Ray Dupuis studied me, his eyelids hooded, his body very still. I waited, but after a minute of his staring, I held out my hands.
“Look, Ray, I’m not after anyone in this place. You had to do some creative financing to keep afloat? Fine. Or you-”
“It was David,” he said quietly.
“What?”
He dropped his heels off the desk and his hands fell from behind his head.
“David sent a-” His face screwed up as if he were chewing tabs of acid, and he looked away for a minute. When he spoke again, his voice was almost a whisper. “You learn not to trust. Particularly in this business where everyone’s charming, everyone’s your friend, everyone loves you until you give them the bill. David, I swear to Christ, I had always believed was different. I trusted him.”
“But?”
“‘But.’” He snorted at the word, looked back up at the rafters with a defeated grin. “About six weeks before he was hurt, David canceled the insurance policy. Not on the equipment, just on the employees, himself included. The quarterly payment was due, and instead of paying it, he canceled. I’m sure he was rolling the dice-you know, borrowing from Peter to pay Paul, planning to move the money someplace else, maybe into the Steadicam.”
“Was money that tight?”
“Oh, yeah. My personal finances are tight, and Daddy’s locked the vault for a while. We have a lot of outstanding bills sitting on our clients’ desks, and once they’re paid, we’ll be okay, but the last few months have been lean. So, sure, I can see why David did it. I just don’t understand why he didn’t tell me, and why the money he saved never left the company bank account.”
“It’s still there?”
He nodded. “It was when he got hurt. I paid the insurance with it, bottomed out the rest of the account putting twenty percent down on the Steadicam, taking out a loan for the rest.”
“But you’re sure it was David who contacted the insurance agency?”
For a few minutes, he seemed unsure whether he should kick me out of the office or come all the way clean. In the end, he chose the latter, and I was glad, because I doubt I could have lived with the indignity of having my ass chucked to the street by a group of guys who’d collectively seen Star Wars more times than they’d had sex.

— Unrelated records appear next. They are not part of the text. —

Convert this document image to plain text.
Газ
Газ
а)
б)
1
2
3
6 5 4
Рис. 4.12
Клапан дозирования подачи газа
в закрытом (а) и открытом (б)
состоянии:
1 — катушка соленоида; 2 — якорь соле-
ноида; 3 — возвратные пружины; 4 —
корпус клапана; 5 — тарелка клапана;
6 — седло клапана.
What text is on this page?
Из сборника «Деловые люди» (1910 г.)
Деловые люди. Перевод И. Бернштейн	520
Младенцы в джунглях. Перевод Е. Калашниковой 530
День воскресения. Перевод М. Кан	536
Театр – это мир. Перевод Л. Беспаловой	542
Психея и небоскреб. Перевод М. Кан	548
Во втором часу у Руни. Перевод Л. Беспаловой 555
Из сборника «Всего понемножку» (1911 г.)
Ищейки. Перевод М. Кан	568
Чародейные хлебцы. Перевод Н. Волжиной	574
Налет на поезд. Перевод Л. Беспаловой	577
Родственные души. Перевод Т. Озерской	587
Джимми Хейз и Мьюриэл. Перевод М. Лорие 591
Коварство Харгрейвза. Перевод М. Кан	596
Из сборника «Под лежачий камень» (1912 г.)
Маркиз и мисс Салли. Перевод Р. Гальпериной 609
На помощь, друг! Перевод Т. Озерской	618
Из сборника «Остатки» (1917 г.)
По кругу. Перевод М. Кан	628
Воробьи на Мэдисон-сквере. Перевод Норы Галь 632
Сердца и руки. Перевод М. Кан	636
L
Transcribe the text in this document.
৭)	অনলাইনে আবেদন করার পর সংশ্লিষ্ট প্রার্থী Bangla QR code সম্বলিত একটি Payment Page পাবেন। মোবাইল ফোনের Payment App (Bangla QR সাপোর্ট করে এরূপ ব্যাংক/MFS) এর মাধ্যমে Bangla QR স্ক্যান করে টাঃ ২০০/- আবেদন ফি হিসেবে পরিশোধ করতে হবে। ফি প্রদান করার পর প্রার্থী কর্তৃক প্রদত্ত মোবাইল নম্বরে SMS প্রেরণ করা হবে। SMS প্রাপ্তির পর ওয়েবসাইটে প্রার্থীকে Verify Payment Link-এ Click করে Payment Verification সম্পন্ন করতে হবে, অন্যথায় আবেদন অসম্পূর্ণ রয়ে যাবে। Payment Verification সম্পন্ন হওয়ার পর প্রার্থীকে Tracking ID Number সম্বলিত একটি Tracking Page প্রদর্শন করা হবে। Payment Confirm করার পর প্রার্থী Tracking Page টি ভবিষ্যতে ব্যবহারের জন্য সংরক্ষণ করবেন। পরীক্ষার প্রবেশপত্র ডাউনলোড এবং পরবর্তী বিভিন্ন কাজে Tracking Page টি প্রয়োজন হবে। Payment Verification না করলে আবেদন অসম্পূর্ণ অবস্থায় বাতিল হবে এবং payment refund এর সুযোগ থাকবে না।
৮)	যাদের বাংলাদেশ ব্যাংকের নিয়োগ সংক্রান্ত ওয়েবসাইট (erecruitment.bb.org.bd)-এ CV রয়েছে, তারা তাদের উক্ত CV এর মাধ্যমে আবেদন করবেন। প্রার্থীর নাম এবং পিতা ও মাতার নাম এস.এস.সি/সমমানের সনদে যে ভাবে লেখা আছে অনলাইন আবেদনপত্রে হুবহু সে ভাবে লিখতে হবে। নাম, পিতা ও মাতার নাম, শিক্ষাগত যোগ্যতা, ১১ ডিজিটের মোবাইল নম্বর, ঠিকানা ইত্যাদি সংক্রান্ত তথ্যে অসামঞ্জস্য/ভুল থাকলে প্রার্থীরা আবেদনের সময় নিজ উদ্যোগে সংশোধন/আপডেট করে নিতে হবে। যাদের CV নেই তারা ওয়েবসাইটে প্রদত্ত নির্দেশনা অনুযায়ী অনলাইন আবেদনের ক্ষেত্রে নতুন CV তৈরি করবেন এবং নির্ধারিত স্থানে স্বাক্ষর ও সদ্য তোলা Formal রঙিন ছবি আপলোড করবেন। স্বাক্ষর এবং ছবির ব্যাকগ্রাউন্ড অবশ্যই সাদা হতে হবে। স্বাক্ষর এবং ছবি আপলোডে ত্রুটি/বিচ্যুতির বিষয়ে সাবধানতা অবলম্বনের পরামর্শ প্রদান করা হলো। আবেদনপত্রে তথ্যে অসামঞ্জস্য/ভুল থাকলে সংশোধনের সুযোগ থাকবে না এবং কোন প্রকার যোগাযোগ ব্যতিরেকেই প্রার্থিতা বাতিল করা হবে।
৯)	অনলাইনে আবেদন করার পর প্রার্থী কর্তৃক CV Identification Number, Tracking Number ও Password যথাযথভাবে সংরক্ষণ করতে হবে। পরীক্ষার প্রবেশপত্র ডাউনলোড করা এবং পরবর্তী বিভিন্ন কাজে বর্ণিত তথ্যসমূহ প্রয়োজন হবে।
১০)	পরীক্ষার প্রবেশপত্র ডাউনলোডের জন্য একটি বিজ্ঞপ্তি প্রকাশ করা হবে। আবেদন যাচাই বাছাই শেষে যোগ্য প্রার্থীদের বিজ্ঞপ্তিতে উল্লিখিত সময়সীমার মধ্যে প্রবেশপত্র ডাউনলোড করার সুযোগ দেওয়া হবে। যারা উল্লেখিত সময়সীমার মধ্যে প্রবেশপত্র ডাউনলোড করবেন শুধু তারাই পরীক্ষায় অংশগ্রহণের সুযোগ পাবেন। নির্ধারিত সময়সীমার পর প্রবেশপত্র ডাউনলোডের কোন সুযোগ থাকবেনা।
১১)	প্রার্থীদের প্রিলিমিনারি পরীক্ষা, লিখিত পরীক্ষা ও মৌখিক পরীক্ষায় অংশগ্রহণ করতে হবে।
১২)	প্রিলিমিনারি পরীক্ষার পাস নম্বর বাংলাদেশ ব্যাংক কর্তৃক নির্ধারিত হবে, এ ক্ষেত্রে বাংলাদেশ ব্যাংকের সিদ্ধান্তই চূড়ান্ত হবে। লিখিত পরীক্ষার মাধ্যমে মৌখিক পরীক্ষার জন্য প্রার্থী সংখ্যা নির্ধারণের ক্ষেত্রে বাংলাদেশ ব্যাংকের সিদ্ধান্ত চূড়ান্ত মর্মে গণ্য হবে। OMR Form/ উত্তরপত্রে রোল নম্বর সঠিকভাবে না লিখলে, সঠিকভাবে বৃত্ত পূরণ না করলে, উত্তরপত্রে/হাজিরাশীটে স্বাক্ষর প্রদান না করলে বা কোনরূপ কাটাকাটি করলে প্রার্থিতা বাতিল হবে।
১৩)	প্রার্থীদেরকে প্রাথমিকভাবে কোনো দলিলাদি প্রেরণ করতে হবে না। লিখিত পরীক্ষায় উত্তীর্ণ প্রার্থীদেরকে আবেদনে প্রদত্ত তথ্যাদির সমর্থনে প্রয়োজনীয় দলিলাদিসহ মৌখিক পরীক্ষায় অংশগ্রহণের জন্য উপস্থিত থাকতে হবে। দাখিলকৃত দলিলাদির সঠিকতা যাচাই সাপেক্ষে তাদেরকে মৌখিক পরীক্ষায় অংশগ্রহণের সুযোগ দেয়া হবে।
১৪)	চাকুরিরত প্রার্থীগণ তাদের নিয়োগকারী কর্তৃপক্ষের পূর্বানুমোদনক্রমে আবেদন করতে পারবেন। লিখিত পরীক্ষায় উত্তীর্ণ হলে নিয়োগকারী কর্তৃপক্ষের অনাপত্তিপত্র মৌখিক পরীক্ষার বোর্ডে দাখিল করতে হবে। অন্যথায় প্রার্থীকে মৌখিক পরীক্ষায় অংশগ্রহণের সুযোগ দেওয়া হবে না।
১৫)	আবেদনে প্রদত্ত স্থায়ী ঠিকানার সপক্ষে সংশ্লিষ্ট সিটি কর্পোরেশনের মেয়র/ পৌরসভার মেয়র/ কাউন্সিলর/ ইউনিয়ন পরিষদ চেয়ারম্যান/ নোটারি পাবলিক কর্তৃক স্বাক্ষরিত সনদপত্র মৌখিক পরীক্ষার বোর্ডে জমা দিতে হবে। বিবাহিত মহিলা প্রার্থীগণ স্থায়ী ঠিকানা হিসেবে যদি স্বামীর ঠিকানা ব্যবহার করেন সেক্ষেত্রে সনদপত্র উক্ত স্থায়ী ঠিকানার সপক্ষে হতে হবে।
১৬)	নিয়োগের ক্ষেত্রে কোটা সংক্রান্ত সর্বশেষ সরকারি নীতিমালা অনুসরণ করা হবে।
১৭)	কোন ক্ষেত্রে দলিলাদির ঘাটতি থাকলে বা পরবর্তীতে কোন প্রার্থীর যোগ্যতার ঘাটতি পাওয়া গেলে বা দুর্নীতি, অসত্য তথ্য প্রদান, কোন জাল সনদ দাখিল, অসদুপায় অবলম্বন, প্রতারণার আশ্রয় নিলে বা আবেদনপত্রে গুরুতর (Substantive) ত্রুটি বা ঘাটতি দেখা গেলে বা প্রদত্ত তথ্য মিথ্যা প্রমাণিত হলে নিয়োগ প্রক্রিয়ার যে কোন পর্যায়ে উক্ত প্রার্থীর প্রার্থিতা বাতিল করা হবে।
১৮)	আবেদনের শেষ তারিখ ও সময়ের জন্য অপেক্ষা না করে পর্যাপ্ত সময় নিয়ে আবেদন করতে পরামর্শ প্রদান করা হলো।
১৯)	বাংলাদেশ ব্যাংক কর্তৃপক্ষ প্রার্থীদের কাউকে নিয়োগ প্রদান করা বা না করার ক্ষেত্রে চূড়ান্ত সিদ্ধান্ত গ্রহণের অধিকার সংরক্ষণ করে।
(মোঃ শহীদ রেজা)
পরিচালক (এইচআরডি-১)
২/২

He glanced around to make sure no one in the warehouse was paying attention to us, and then he used a small key to unlock a lower desk drawer. After rifling through it for a few moments, he withdrew a single sheet of paper and handed it across the desk to me.
It was a copy of a letter from Wetterau sent to their insurance company. It expressly stated that Wetterau, Chief Financial Officer of Pickup on South Street, wished to cancel the HMO coverage of all employees, including himself. At the bottom, he’d signed it.
Ray Dupuis said, “The insurance company sent that to me when I filed a claim on David’s behalf. They refused to pay a dime. I came up with what I could, Karen came up with what she could before she stopped coming up with anything at all, and the bill keeps growing. David had no family, so ultimately, I guess, the state will pay for it, but Karen and I were both afraid he’d end up warehoused in some shitty facility, so we tried to get him first-class care for a while, but it was just too much for two people ultimately.”
“Did you know Karen well?”
He nodded several times. “Sure.”
“What’d you think of her?”
“She’s the girl the hero gets at the end of the movie. You know the one? Not the hot, sexy babe who ultimately turns out to be trouble, but the good girl. The one who’d never write you a Dear John if you were off at war. The one who’s always there, you just have to be smart enough to see it. Barbara Bel Geddes in Vertigo , if only Jimmy Stewart had been smart enough to see past her glasses.”